For our days are fleeting…
Amidst the emails, applications, networking, pitches and phone calls, I sometimes forget that I am in New York! As I left the apartment I’m staying at in Dumbo yesterday, my eye caught the Manhattan skyscrapers across the East River. I couldn’t look away. I’d grown accustomed to the city so rapidly I’d forgotten how unique it is. (It might also have had something to do with the unusually warm weather. That will generally relax you enough to take in the present moment.)
Whilst I believe in putting your head down for concentrated and focused work sessions, it can be counter productive in creative fields. When Peter Weir taught us at AFTRS, he told us African pop music was one of his sources of inspiration. Not understanding the lyrics helped his mind roam free.
I am enjoying how open-ended and free life is at the moment. I do feel like a bit of a drifter, sojourning through various houses, friendship groups and workplaces.
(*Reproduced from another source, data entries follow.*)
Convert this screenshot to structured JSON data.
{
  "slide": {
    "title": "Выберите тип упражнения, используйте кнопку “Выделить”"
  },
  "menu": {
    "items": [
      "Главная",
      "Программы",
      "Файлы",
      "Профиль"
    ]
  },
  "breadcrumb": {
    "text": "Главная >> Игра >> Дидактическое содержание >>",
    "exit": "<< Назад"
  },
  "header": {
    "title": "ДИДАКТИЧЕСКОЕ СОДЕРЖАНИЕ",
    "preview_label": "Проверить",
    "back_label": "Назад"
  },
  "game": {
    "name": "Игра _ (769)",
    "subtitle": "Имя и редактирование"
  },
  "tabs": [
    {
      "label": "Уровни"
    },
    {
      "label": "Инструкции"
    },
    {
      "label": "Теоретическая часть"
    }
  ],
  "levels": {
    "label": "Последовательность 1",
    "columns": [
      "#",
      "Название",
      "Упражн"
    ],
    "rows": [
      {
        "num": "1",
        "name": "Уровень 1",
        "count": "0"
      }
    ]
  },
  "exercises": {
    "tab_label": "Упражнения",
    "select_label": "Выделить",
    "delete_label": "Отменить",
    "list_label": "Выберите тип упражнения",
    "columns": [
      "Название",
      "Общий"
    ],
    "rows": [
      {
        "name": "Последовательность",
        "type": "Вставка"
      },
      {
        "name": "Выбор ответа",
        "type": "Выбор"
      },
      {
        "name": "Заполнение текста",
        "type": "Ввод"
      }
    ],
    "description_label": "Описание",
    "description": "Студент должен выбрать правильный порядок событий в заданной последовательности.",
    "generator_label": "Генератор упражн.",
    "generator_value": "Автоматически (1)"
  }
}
I meet wonderful new people and take each day for the opportunity it presents. Strategizing how to break in to a new market is a fun challenge within itself. Freelance connections take some time to build. The hard thing is knowing where to look, and more so, knowing what to do first. There are so many tasks that can consume your time, and not all are necessarily essential.
I was so inspired by the view of the city that I allowed myself the freedom to place aside the obligation I felt to email, pitch and develop, and gave myself the freedom to play. I took myself down to the water for some long-exposure self-portraits – the kind that will likely be no good to anyone but my sense of self-expression.
This picture is my statement of how each season of our lives is fleeting; that our bodies will be gone before our landscape is.
Experience this present moment. Savour it. Remember it. For our days are fleeting, and our time to act is now.
This picture was taken shortly before sunset on ISO 50, f22, 1sec shutter with a circular polarizer on a 24mm lens, full-power speedlite on the second curtain sync, on a tripod with a wireless trigger on a 2 second delay.